Searching faces in a collection - Amazon Rekognition

Searching faces in a collection

Amazon Rekognition can store information about detected faces in server-side containers known as collections. You can use the facial information that's stored in a collection to search for known faces in images, stored videos, and streaming videos. Amazon Rekognition supports the IndexFaces operation. You can use this operation to detect faces in an image and persist information about facial features that are detected into a collection. This is an example of a storage-based API operation because the service persists information on the server.

To store facial information, you must first create (CreateCollection) a face collection in one of the AWS Regions in your account. You specify this face collection when you call the IndexFaces operation. After you create a face collection and store facial feature information for all faces, you can search the collection for face matches. To search for faces in an image, call SearchFacesByImage. To search for faces in a stored video, call StartFaceSearch. To search for faces in a streaming video, call CreateStreamProcessor.


The service doesn't persist actual image bytes. Instead, the underlying detection algorithm first detects the faces in the input image, extracts facial features into a feature vector for each face, and then stores it in the collection. Amazon Rekognition uses these feature vectors when performing face matches.

You can use collections in a variety of scenarios. For example, you might create a face collection to store scanned badge images by using the IndexFaces operation. When an employee enters the building, an image of the employee's face is captured and sent to the SearchFacesByImage operation. If the face match produces a sufficiently high similarity score (say 99%), you can authenticate the employee.

Managing collections

The face collection is the primary Amazon Rekognition resource, and each face collection you create has a unique Amazon Resource Name (ARN). You create each face collection in a specific AWS Region in your account.
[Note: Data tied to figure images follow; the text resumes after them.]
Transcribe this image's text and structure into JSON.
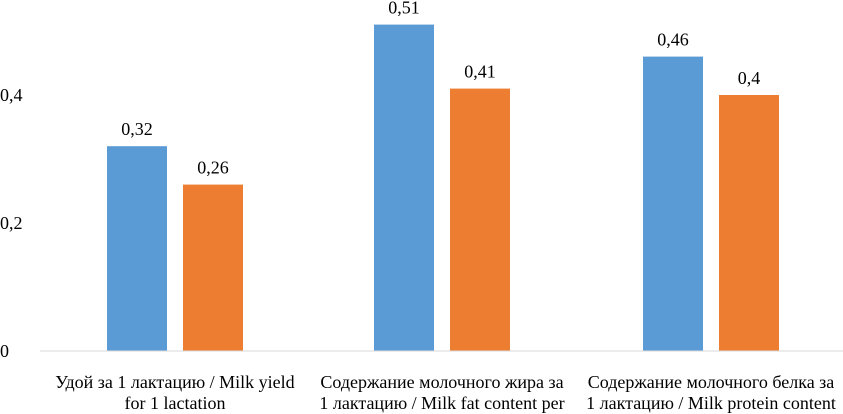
{
  "chart_data": {
    "type": "bar",
    "categories": [
      [
        "Удой за 1 лактацию / Milk yield",
        "for 1 lactation"
      ],
      [
        "Содержание молочного жира за",
        "1 лактацию / Milk fat content per"
      ],
      [
        "Содержание молочного белка за",
        "1 лактацию / Milk protein content"
      ]
    ],
    "series": [
      {
        "values": [
          0.32,
          0.51,
          0.46
        ],
        "labels": [
          "0,32",
          "0,51",
          "0,46"
        ],
        "color": "#5b9bd5"
      },
      {
        "values": [
          0.26,
          0.41,
          0.4
        ],
        "labels": [
          "0,26",
          "0,41",
          "0,4"
        ],
        "color": "#ed7d31"
      }
    ],
    "yticks": [
      {
        "value": 0,
        "label": "0"
      },
      {
        "value": 0.2,
        "label": "0,2"
      },
      {
        "value": 0.4,
        "label": "0,4"
      }
    ],
    "ylim": [
      0,
      0.6
    ],
    "grid": false,
    "axis_line_color": "#d9d9d9"
  }
}
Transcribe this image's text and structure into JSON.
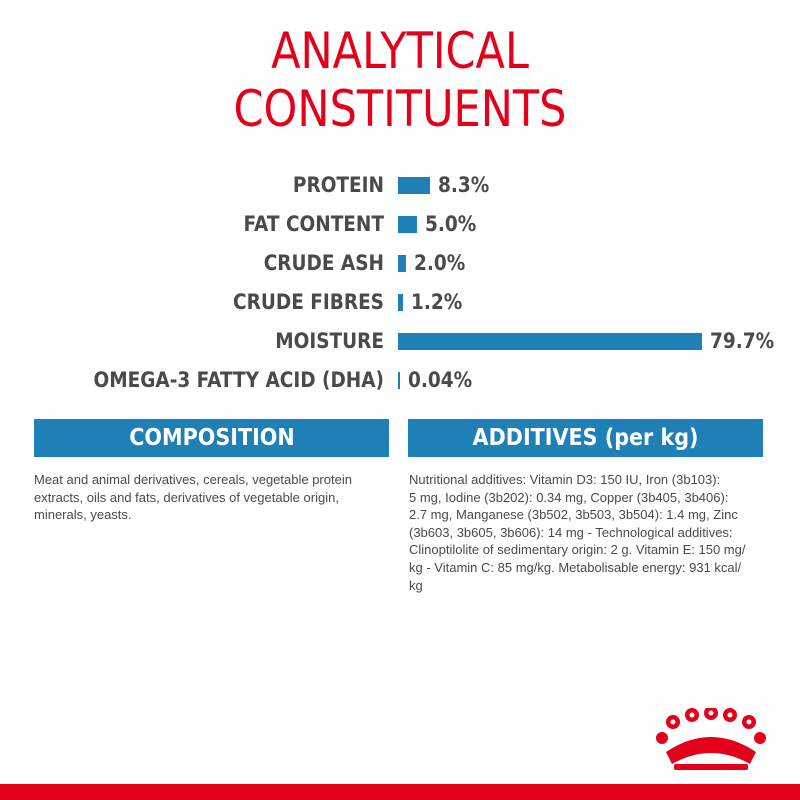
{
  "title": {
    "line1": "ANALYTICAL",
    "line2": "CONSTITUENTS"
  },
  "colors": {
    "brand_red": "#e2001a",
    "bar_blue": "#1f80b8",
    "text_gray": "#4a4a4a"
  },
  "chart_data": {
    "type": "bar",
    "orientation": "horizontal",
    "title": "ANALYTICAL CONSTITUENTS",
    "categories": [
      "PROTEIN",
      "FAT CONTENT",
      "CRUDE ASH",
      "CRUDE FIBRES",
      "MOISTURE",
      "OMEGA-3 FATTY ACID (DHA)"
    ],
    "values": [
      8.3,
      5.0,
      2.0,
      1.2,
      79.7,
      0.04
    ],
    "value_labels": [
      "8.3%",
      "5.0%",
      "2.0%",
      "1.2%",
      "79.7%",
      "0.04%"
    ],
    "unit": "%",
    "grid": false
  },
  "composition": {
    "heading": "COMPOSITION",
    "lines": [
      "Meat and animal derivatives, cereals, vegetable protein",
      "extracts, oils and fats, derivatives of vegetable origin,",
      "minerals, yeasts."
    ]
  },
  "additives": {
    "heading": "ADDITIVES (per kg)",
    "lines": [
      "Nutritional additives: Vitamin D3: 150 IU, Iron (3b103):",
      "5 mg, Iodine (3b202): 0.34 mg, Copper (3b405, 3b406):",
      "2.7 mg, Manganese (3b502, 3b503, 3b504): 1.4 mg, Zinc",
      "(3b603, 3b605, 3b606): 14 mg - Technological additives:",
      "Clinoptilolite of sedimentary origin: 2 g. Vitamin E: 150 mg/",
      "kg - Vitamin C: 85 mg/kg. Metabolisable energy: 931 kcal/",
      "kg"
    ]
  },
  "logo": {
    "icon": "royal-crown-logo"
  }
}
When a collection is created, it's associated with the most recent version of the face detection model. For more information, see Model versioning.

You can perform the following management operations on a collection.

Managing faces in a collection

After you create a face collection, you can store faces in it. Amazon Rekognition provides the following operations for managing faces in a collection.

Guidance for using IndexFaces

The following is guidance for using IndexFaces in common scenarios.

Critical or public safety applications

  • Call IndexFaces with images which contain only one face in each image and associate the returned Face ID with the identifier for the subject of the image.

  • You can use DetectFaces ahead of indexing to verify there is only one face in the image. If more than one face is detected, re-submit the image after review and with only one face present. This prevents inadvertently indexing multiple faces and associating them with the same person.

Photo sharing and social media applications

  • You should call IndexFaces without restrictions on images that contain multiple faces in use cases such as family albums. In such cases, you need to identify each person in every photo and use that information to group photos by the people present in them.

General usage

  • Index multiple different images of the same person, particularly with different face attributes (facial poses, facial hair, etc) to improve matching quality.

  • Include a review process so that failed matches can be indexed with the correct face identifier to improve subsequent face matching ability.

  • For information about image quality, see Recommendations for facial comparison input images.

Searching for faces within a collection

After you create a face collection and store faces, you can search a face collection for face matches. With Amazon Rekognition, you can search for faces in a collection that match:

The CompareFaces operation and the search faces operations differ as follows:

  • The CompareFaces operation compares a face in a source image with faces in the target image. The scope of this comparison is limited to the faces that are detected in the target image. For more information, see Comparing faces in images.

  • SearchFaces and SearchFacesByImage compare a face (identified either by a FaceId or an input image) with all faces in a given face collection. Therefore, the scope of this search is much larger. Also, because the facial feature information is persisted for faces that are already stored in the face collection, you can search for matching faces multiple times.

Using similarity thresholds to match faces

We allow you to control the results of all search operations (CompareFaces, SearchFaces, and SearchFacesByImage) by providing a similarity threshold as an input parameter.

The similarity threshold input attribute for SearchFaces and SearchFacesByImage, FaceMatchThreshold, controls how many results are returned based on the similarity to the face being matched. (This attribute is SimilarityThreshold for CompareFaces.) Responses with a Similarity response attribute value that's lower than the threshold aren't returned. This threshold is important to calibrate for your use case, because it can determine how many false positives are included in your match results. This controls the recall of your search results—the lower the threshold, the higher the recall.

All machine learning systems are probabilistic. You should use your judgment in setting the right similarity threshold, depending on your use case. For example, if you're looking to build a photos app to identify similar-looking family members, you might choose a lower threshold (such as 80%). On the other hand, for many law enforcement use cases, we recommend using a high threshold value of 99% or above to reduce accidental misidentification.

In addition to FaceMatchThreshold, you can use the Similarity response attribute as a means to reduce accidental misidentification. For instance, you can choose to use a low threshold (like 80%) to return more results. Then you can use the response attribute Similarity (percentage of similarity) to narrow the choice and filter for the right responses in your application. Again, using a higher similarity (such as 99% and above) reduces the risk of misidentification.